SaaSの営業戦略を語る上で必ず問題になる「エンタープライズ(大企業)、SMB(中小企業)のどちらを軸に山を登るか」。

そもそもB2Bスタートアップが拡大するのに時間がかかるのは、以下の4つの制約によるところが大きい:

● 市場でのプロダクトの認知
● 営業キャパシティ
● CSキャパシティ
● 上記3点を解決する資金

これらの制約を乗り越えて指数関数的な成長を実現するには、セルフサーブ型(Product-led Growth)OR  Day 1からエンタープライズ開拓、のどちらかの戦略をとることになると、Lightspeedのパートナーは言う。

今回はPLG型SaaSにとっての営業の必要性、セルフサーブのプロダクトにとって営業組織をどう位置付けるべきかについて、Atlassianの事例やYammerの創業者David Sacksの記事等をベースに考えたい。


エンタープライズのコンシューマー化

CXOレベルが決裁権を持つことが多かった2010年以前の時代と比べて、2010年以降は新しいプロダクトを試すエンドユーザー自身が決裁権を持つことが増えた。これによって、B2Bソフトウェアの開発や営業は、よりB2Cソフトウェアのような考え方でアプローチをする場合が多くなった。

その流れに乗って、Slack、Zoom、DocuSignなどの近年IPOした企業は従来のSaaS企業と大きく異なるGTM戦略をとっている。企業内のエンドユーザーを対象にして、組織内・外にバイラルで広がっていくセルフサーブ/ボトムアップ型のアプローチだ。
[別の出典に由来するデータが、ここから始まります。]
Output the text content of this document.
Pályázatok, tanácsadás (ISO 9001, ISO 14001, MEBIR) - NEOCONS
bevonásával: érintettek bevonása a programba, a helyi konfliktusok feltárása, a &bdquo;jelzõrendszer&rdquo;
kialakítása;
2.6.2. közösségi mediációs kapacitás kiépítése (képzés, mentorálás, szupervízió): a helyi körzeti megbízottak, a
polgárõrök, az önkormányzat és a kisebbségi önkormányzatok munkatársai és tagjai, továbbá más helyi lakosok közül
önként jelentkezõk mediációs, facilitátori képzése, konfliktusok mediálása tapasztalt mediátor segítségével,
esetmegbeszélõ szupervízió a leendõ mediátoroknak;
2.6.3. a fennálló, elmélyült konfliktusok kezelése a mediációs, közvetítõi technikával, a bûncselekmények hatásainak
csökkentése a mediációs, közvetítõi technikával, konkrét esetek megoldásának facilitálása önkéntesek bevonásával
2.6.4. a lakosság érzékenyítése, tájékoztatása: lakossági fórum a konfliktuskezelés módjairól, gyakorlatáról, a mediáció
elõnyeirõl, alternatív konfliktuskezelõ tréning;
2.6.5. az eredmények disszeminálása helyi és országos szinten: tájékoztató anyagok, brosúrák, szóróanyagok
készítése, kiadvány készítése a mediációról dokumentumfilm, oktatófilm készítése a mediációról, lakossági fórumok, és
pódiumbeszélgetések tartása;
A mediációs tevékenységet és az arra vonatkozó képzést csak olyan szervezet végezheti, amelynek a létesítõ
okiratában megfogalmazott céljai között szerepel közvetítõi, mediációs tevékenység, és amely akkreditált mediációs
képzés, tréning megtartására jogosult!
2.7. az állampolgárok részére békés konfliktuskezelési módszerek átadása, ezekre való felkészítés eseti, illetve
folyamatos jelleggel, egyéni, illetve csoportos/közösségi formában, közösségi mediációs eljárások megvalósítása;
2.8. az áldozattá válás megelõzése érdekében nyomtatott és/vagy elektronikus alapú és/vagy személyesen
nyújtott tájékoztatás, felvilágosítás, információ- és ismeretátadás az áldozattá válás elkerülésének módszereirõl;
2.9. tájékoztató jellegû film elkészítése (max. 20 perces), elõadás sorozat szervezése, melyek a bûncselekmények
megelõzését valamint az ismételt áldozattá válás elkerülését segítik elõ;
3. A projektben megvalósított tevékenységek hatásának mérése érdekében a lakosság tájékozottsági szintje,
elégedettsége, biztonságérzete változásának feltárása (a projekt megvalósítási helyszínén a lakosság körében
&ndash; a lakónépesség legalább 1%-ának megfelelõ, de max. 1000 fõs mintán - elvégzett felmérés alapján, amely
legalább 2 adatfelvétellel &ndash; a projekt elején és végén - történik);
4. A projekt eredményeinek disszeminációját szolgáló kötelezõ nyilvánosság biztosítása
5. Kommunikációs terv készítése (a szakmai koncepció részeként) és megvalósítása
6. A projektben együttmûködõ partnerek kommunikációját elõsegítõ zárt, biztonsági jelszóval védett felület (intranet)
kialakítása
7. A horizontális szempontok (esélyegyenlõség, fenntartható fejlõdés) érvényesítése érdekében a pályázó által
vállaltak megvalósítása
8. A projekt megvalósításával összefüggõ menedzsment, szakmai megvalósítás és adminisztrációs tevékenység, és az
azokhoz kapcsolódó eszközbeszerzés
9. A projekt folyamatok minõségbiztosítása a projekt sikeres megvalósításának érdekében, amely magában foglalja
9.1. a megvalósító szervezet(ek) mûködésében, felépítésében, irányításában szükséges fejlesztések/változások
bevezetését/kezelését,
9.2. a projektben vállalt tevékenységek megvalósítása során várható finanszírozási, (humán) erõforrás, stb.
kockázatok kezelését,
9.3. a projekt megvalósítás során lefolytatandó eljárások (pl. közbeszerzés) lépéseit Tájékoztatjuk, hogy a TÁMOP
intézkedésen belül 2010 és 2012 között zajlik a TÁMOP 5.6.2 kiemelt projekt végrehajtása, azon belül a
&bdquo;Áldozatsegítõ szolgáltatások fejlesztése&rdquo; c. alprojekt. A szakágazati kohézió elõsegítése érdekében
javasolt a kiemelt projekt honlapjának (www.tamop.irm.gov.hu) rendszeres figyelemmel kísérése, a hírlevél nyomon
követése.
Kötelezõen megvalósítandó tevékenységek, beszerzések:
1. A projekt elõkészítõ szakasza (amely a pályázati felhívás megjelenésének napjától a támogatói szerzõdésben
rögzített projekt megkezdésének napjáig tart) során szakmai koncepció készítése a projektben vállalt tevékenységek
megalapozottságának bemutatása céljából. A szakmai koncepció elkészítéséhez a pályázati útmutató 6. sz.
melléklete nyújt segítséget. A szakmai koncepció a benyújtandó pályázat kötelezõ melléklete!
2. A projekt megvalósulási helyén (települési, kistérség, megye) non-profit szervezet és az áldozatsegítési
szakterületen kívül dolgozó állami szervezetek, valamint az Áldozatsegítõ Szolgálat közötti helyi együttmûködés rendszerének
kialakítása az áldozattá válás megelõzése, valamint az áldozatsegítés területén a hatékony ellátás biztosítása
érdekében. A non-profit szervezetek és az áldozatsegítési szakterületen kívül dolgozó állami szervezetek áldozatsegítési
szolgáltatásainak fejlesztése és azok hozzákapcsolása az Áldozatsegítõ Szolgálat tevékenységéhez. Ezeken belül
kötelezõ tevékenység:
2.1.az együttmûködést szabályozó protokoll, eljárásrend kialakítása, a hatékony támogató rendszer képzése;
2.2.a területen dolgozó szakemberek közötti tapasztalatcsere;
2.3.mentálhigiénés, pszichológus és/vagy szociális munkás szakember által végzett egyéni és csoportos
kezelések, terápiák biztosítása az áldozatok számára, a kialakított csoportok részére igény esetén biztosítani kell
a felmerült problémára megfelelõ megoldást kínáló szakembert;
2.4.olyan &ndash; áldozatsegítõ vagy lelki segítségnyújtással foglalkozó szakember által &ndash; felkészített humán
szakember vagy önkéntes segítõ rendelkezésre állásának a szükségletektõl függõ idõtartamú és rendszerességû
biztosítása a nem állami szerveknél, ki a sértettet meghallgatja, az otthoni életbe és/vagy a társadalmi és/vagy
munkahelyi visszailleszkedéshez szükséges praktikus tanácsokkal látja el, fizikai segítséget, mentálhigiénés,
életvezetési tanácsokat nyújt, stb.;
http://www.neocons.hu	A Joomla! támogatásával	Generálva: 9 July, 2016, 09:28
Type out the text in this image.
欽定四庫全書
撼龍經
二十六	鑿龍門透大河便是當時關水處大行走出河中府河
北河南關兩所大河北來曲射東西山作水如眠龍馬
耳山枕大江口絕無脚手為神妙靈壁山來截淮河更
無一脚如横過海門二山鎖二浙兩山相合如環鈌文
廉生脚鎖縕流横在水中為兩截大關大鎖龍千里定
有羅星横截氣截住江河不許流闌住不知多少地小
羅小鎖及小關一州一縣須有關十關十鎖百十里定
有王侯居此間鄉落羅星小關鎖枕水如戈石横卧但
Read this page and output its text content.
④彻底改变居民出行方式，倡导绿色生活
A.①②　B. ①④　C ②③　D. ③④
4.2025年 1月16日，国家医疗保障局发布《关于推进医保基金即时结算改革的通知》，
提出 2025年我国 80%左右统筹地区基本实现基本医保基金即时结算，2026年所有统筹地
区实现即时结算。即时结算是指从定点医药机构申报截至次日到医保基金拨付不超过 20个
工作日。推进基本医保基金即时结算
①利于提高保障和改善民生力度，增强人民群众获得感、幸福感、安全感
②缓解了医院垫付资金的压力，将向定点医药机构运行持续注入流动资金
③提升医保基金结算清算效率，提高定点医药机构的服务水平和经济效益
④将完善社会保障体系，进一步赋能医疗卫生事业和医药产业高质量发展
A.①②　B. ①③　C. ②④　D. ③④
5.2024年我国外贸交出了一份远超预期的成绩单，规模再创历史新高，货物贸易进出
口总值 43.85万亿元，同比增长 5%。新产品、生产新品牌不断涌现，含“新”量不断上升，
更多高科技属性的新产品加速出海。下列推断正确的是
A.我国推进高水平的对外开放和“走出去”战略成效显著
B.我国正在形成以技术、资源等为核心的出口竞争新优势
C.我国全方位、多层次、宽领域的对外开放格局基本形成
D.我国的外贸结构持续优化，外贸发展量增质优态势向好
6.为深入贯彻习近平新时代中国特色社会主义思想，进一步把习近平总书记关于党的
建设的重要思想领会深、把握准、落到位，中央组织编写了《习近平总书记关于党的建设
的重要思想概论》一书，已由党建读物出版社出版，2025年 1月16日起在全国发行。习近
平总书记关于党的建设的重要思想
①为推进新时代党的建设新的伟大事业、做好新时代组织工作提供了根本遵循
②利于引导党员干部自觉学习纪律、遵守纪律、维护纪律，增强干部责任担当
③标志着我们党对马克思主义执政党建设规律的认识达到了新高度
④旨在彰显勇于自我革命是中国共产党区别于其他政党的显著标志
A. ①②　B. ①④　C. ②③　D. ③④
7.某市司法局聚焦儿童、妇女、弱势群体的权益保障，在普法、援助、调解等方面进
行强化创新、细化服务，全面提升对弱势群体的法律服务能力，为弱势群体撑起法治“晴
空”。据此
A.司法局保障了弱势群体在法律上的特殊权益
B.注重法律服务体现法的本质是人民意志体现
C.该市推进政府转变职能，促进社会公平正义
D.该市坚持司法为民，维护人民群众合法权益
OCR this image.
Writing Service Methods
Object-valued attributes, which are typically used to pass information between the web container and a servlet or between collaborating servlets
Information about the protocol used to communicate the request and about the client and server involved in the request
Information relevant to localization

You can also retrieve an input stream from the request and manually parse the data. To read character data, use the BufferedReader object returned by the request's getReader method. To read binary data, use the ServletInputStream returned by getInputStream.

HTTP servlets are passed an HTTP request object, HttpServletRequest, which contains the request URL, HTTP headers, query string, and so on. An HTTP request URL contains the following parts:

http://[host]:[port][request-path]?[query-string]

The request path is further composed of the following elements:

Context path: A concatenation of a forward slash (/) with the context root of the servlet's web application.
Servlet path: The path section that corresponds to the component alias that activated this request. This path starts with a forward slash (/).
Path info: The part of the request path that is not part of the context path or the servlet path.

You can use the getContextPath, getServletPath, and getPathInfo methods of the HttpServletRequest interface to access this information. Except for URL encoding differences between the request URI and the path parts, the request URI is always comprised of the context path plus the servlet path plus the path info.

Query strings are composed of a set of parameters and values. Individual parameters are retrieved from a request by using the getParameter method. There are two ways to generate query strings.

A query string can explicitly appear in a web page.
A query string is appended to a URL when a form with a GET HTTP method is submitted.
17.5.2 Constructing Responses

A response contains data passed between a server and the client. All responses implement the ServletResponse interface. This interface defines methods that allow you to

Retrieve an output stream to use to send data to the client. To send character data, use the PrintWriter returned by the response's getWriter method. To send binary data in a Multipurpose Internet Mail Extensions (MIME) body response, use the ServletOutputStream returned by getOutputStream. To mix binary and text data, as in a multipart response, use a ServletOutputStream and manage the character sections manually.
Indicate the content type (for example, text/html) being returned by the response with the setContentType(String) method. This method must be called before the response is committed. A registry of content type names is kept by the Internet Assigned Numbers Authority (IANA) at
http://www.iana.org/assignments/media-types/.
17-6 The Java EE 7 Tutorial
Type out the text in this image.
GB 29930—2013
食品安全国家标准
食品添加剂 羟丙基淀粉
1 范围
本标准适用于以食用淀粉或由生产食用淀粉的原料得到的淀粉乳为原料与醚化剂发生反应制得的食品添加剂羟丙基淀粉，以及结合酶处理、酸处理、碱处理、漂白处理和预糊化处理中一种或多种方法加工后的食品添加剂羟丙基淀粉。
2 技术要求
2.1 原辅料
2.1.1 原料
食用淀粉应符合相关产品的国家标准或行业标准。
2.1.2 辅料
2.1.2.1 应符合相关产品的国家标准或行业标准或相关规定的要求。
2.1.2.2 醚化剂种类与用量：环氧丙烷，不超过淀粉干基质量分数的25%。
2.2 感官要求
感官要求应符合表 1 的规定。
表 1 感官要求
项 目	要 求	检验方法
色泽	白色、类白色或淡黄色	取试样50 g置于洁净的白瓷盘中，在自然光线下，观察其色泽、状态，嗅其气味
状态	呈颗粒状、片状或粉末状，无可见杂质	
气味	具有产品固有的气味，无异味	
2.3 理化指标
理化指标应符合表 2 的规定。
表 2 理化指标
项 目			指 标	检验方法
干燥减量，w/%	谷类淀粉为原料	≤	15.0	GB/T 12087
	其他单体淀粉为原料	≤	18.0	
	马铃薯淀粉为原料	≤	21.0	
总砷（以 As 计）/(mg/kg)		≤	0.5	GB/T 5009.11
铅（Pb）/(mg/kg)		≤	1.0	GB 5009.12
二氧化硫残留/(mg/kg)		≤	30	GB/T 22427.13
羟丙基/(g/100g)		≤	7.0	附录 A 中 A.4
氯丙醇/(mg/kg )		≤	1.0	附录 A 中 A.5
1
Product-led Growthについては以下の記事を参照↓


Product-led Growthにそもそもエンタープライズ営業は必要?

エンタープライズ企業もセルフサーブで開拓しようとする起業家は、営業組織を作る必要性に疑問を持つことが多い。Davidはこれは間違いだと言う:

Yammerをローンチできた後、我々の中で、もしこのプロダクトがうまくいけば、エンタープライズ企業はすぐにクレジットカードで決済するようになり、営業部門を作らないまま成長できるのではないかという甘い考えがあった。組織を作っていく中で学んだのは、やはり営業は必要で、強くなければならないということだ。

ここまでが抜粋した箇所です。